I just got another email about people not being authorized to download the forum handbook. :shock: 
I have received several in the last couple days. When i clicked my link from the chemistry hand books thread it appeared to work just fine. Then i realized it was the link i have trailing my signature line that was wrong. Steve, didn't you say you made some changes to the forum address about a week ago. 

Anyway it's fixed now. 

R


----------



## lazersteve (Sep 20, 2007)

Ralph said:


> Steve, didn't you say you made some changes to the forum address about a week ago.
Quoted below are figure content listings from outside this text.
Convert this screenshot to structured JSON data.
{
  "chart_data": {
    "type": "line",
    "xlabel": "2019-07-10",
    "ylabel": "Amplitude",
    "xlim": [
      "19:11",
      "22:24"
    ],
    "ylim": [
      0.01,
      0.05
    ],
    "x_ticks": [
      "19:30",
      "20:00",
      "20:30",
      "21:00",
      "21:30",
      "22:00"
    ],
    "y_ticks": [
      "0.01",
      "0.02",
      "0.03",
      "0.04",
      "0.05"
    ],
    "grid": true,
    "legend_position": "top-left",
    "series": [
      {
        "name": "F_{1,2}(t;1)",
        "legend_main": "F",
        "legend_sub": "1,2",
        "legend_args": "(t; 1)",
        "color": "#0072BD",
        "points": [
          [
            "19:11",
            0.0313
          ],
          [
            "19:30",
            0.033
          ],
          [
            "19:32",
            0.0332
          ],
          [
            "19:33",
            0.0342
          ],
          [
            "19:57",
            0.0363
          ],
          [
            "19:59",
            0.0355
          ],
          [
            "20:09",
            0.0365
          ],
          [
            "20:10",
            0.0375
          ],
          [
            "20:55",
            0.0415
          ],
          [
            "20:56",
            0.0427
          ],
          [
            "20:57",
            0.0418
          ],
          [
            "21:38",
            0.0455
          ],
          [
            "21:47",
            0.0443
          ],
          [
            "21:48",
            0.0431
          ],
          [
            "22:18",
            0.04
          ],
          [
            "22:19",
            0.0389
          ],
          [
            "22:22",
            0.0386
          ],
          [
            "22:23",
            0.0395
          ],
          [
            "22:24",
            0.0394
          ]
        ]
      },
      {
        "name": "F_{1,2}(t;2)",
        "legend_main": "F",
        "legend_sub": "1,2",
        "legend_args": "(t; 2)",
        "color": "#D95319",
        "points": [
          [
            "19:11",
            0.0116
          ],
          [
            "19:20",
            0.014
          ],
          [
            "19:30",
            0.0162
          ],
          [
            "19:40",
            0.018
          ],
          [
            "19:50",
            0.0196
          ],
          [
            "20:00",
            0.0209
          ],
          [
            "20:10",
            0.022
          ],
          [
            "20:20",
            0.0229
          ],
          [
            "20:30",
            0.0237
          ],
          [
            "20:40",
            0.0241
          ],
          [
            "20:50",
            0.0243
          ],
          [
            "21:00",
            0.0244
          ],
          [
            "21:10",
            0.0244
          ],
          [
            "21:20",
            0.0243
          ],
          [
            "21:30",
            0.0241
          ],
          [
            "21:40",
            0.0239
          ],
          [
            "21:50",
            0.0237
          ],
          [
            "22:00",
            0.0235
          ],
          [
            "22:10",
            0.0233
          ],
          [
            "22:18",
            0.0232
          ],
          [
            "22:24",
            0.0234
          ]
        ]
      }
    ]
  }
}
That's all Noxx's department. The problem has to do with the leading 'www' in the address. Noxx may need to register both forms of the address domain with the hoster. It's an odd problem for sure.

Steve


----------



## jerrycranium (Sep 20, 2007)

aflacglobal

just got another email about people not being authorized to download the forum handbook.

Anyway it's fixed now.

http://goldrefiningforum.com/phpBB3/download.php?id=518

My result= Sorry but you are not authorized to view or download this Attachment


----------



## lazersteve (Sep 20, 2007)

Jerry,

The link works fine for me. You may want to try right clicking the link and saving the pdf file to your hard drive.

Steve


----------



## aflacglobal (Sep 20, 2007)

Works good for me now to.

:? :? :?


----------



## aflacglobal (Sep 21, 2007)

New link for download outside of the forum :arrow: :arrow: http://www.filesend.net/download.php?f=02c7da134586a98d81a0cf5697f3943c


----------



## jerrycranium (Sep 21, 2007)

I clicked the link i posted the other day and it worked this time.

Thanks guys.

jerry


----------



## aflacglobal (Sep 21, 2007)

Y.W. 

:wink:


----------